I called out, but no one answered. I went through the foyer into the hall and became aware of the sickly sweet smell of rotting flesh. All the doors were closed, and when I opened the first one, I saw a small form on the bed. “No!” I shouted. My heart thumped as I ran to the bed. It was one of the small, delicate children from Cathay, one of Silvano’s last acquisitions. She hadn’t been in the palazzo long before I’d liberated it, and her spirit hadn’t yet been broken. She had a sweet laugh like little bells trilling. She had barely grown in the years I’d been gone, and now, her slanted eyes stared unseeing out of her triangular yellow-skinned face. Her throat had been cut.

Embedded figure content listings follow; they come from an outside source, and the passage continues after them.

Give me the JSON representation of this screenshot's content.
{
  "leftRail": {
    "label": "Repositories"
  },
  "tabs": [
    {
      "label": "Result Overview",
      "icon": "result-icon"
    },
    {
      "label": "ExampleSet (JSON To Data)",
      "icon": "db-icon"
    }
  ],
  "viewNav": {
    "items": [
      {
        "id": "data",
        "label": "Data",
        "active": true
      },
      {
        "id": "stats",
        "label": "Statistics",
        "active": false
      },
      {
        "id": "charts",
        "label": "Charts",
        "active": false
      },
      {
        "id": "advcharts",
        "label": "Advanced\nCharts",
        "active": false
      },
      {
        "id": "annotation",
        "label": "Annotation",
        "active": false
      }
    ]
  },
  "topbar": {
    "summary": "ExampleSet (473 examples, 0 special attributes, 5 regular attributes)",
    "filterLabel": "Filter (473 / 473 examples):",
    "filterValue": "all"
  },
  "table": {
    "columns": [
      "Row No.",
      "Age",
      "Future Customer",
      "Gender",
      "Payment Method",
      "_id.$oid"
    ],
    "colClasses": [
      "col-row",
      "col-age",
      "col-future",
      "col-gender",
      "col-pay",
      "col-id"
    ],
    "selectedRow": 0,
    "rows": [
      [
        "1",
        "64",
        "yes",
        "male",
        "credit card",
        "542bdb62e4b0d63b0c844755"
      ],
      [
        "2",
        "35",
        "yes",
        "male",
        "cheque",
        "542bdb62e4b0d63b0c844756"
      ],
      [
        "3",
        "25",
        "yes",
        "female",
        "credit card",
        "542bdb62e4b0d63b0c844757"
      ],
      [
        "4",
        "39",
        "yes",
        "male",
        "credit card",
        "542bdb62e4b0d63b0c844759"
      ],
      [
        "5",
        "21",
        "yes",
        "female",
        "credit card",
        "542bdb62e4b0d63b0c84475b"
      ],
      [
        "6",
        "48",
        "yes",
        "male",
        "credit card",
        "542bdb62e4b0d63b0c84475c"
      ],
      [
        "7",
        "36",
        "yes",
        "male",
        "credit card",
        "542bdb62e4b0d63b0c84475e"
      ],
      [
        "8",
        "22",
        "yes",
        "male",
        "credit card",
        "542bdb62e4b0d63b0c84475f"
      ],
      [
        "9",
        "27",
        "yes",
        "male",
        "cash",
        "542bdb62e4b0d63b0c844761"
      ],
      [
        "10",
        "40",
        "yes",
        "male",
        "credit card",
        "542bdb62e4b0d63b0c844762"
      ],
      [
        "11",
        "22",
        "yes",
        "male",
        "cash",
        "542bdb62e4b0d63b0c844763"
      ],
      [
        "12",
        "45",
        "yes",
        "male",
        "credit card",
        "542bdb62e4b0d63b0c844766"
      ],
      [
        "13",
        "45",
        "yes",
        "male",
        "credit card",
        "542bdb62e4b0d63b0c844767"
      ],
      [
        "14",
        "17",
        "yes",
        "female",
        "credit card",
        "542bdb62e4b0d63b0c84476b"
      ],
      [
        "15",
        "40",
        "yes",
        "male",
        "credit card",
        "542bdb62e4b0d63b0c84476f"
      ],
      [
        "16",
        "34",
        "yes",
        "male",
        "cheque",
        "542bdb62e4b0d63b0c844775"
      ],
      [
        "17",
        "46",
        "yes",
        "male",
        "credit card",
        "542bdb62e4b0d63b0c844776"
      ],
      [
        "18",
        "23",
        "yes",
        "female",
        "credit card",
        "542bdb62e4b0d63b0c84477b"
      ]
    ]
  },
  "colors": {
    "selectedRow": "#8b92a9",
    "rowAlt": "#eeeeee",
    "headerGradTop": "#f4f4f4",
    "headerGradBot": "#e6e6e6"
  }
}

I vomited, then lurched out of her room. Next was the room of a young blond boy and he lay crumpled in a heap, facedown, on the floor. His throat, too, had been slit. I was crying as I ran upstairs into the private wing. I banged open Simonetta’s door, saw her plump form on her bed. She lay as if asleep, her long blond braid trailing off the luxurious velvet pillow that was one of the features of this palazzo. Her chest wasn’t moving, and her eyes with their engraved crow’s-feet were peacefully closed. There was neither blood nor mark on her neck, but she was dead. Her sweet seamed face with its red birthmark was rolled to one side, and her worn hands were folded at her breast. Nicolo must have given her poison. I collapsed on the floor. Simonetta had been kind to me, and now she was dead for it. Nicolo, vile thing that he was, had killed his own mother. It was an unthinkable atrocity. If I hadn’t left to live at the Sfornos’, perhaps she would have been saved. I should not have abandoned her. Regret and rage wouldn’t save her now. I didn’t try to stem the tears that dripped down my face.